Ainsi, le unheimlich se réfère à ce qui est étranger, sinistre et inquiétant, ou encore, dans ses traductions arabe et hébraïque, à ce qui s’apparente au démoniaque. Pour sa part, le mot heimlich, duquel il dérive, présente une polysémie elle-même révélatrice du phénomène qu’elle recouvre. Alors que ces premières définitions lui donnent le sens de familier, intime, confortable, apprivoisé ou «qui fait partie de la maison», son glissement sémantique subséquent est venu lui conférer le sens opposé, soit quelque chose de secret qu’il faut dissimuler. De fait, signifiant à la fois «familier» et «caché», le mot heimlich porte en lui-même son propre contraire. Le unheimlich vient alors prendre le sens de quelque chose «qui devait rester un secret, dans l’ombre, et qui en est sorti», ou encore de ce qui «[n’]est devenu étranger que par le processus de refoulement».
- La vallée de l’étrange ou the uncanny valley
Les avancées technologiques propres aux domaines de la robotique et de l’intelligence artificielle ont repropulsé le phénomène de la vallée de l’étrange introduite en 1970 par le roboticien japonais Masahiro Mori dans la sphère publique. Dans sa théorie, le chercheur propose que l’appréciation affective pour un objet humanoïde augmente à mesure que ce dernier s’approche d’une apparence humaine, mais qu’il existe un certain point critique à partir duquel la ressemblance devient trop grande et génère plutôt un sentiment d’angoisse et de malaise. La réaction positive est ensuite rétablie lorsqu’il s’agit d’un être humain réel, donnant à la fonction une forme en U rappelant l’allure d’une vallée. La dénomination «vallée de l’étrange» tient donc son nom de la fonction décrivant la relation entre le degré de ressemblance anthropomorphique de l’objet et la réaction émotionnelle qu’il suscite.

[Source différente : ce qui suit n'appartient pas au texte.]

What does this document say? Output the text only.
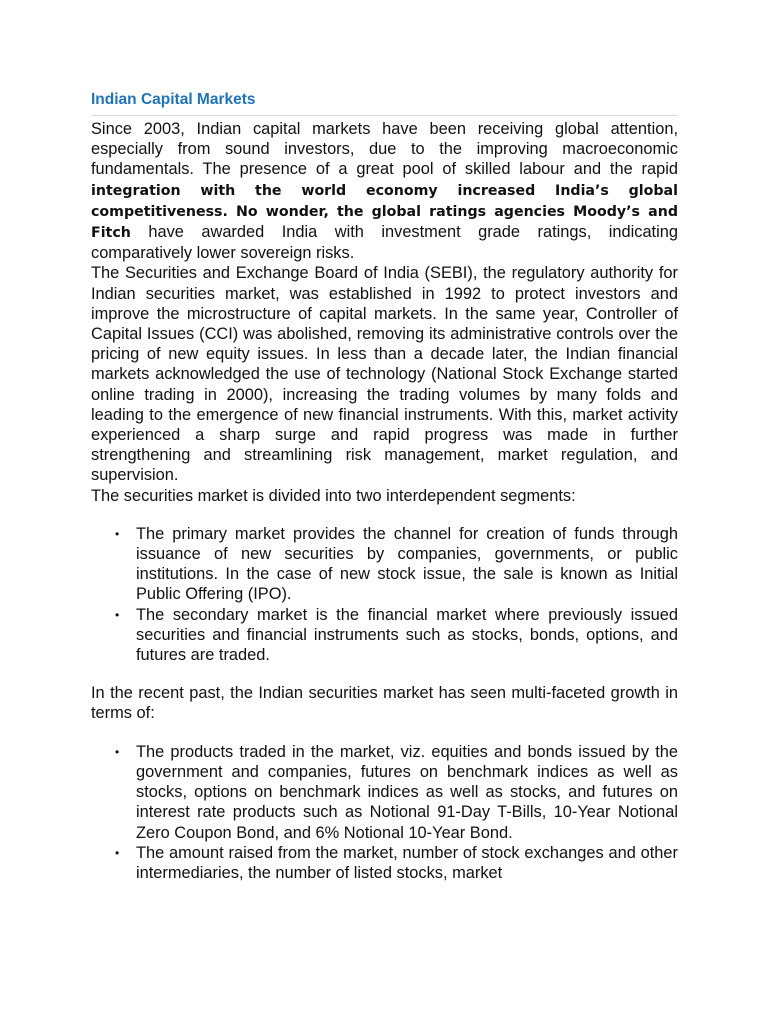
Indian Capital Markets

Since 2003, Indian capital markets have been receiving global attention, especially from sound investors, due to the improving macroeconomic fundamentals. The presence of a great pool of skilled labour and the rapid integration with the world economy increased India’s global competitiveness. No wonder, the global ratings agencies Moody’s and Fitch have awarded India with investment grade ratings, indicating comparatively lower sovereign risks.

The Securities and Exchange Board of India (SEBI), the regulatory authority for Indian securities market, was established in 1992 to protect investors and improve the microstructure of capital markets. In the same year, Controller of Capital Issues (CCI) was abolished, removing its administrative controls over the pricing of new equity issues. In less than a decade later, the Indian financial markets acknowledged the use of technology (National Stock Exchange started online trading in 2000), increasing the trading volumes by many folds and leading to the emergence of new financial instruments. With this, market activity experienced a sharp surge and rapid progress was made in further strengthening and streamlining risk management, market regulation, and supervision.

The securities market is divided into two interdependent segments:

• The primary market provides the channel for creation of funds through issuance of new securities by companies, governments, or public institutions. In the case of new stock issue, the sale is known as Initial Public Offering (IPO).
• The secondary market is the financial market where previously issued securities and financial instruments such as stocks, bonds, options, and futures are traded.

In the recent past, the Indian securities market has seen multi-faceted growth in terms of:

• The products traded in the market, viz. equities and bonds issued by the government and companies, futures on benchmark indices as well as stocks, options on benchmark indices as well as stocks, and futures on interest rate products such as Notional 91-Day T-Bills, 10-Year Notional Zero Coupon Bond, and 6% Notional 10-Year Bond.
• The amount raised from the market, number of stock exchanges and other intermediaries, the number of listed stocks, market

Réponse émotionnelle du sujet en fonction de la ressemblance humaine de l’objet
Ainsi, la vallée de l’étrange se réfère à ce déclin drastique de la pente de la fonction lorsque l’affinité entre l’objet humanoïde et l’être humain, devenue trop importante, provoque un sentiment de profond inconfort. Il est dès lors possible de voir en ce phénomène une forme contemporaine d’inquiétante étrangeté, où le familier et l’étranger se brouillent jusqu’à s’édifier en une importante perturbation affective. Analogue au phénomène décrit par Ernst Jentsch, la difficulté à cerner l’objet comme humain ou non-humain provoque une incertitude dérangeante chez l’observateur.rice.
Par ailleurs, plusieurs études ont été menées afin d’expliquer ce phénomène, l’une d’elles analysant l’activité neuronale de participant.es lors de l’évaluation d’agents artificiels à l’aide de l’imagerie par résonance magnétique fonctionnelle (IRMf). Par la présentation de différents stimuli de ressemblance anthropomorphique variable, soient des robots mécaniques, des robots humanoïdes, des androïdes et des humains artificiels, les chercheurs ont été en mesure d’identifier les régions du cerveau impliquées dans le phénomène de la vallée de l’étrange. Ainsi, leurs résultats ont montré que le cortex préfrontal ventromédian (CPFVM) produisait une activité neuronale liée à l’appréciation subjective des agents artificiels selon le degré de ressemblance humaine. Cette appréciation augmentait à mesure que l’agent se rapprochait d’une apparence humaine, mais diminuait pour les agents présentant la plus grande ressemblance humaine, les humains artificiels, comme le prédisait l’hypothèse de la vallée de l’étrange. Au final, l’intégration multisensorielle dans le CPFVM des signaux provenant de la jonction temporo-pariétale, du cortex préfrontal dorsomédian et du gyrus fusiforme se traduisait sous la forme d’une fonction non-linéaire cohérente avec celle de la vallée de l’étrange.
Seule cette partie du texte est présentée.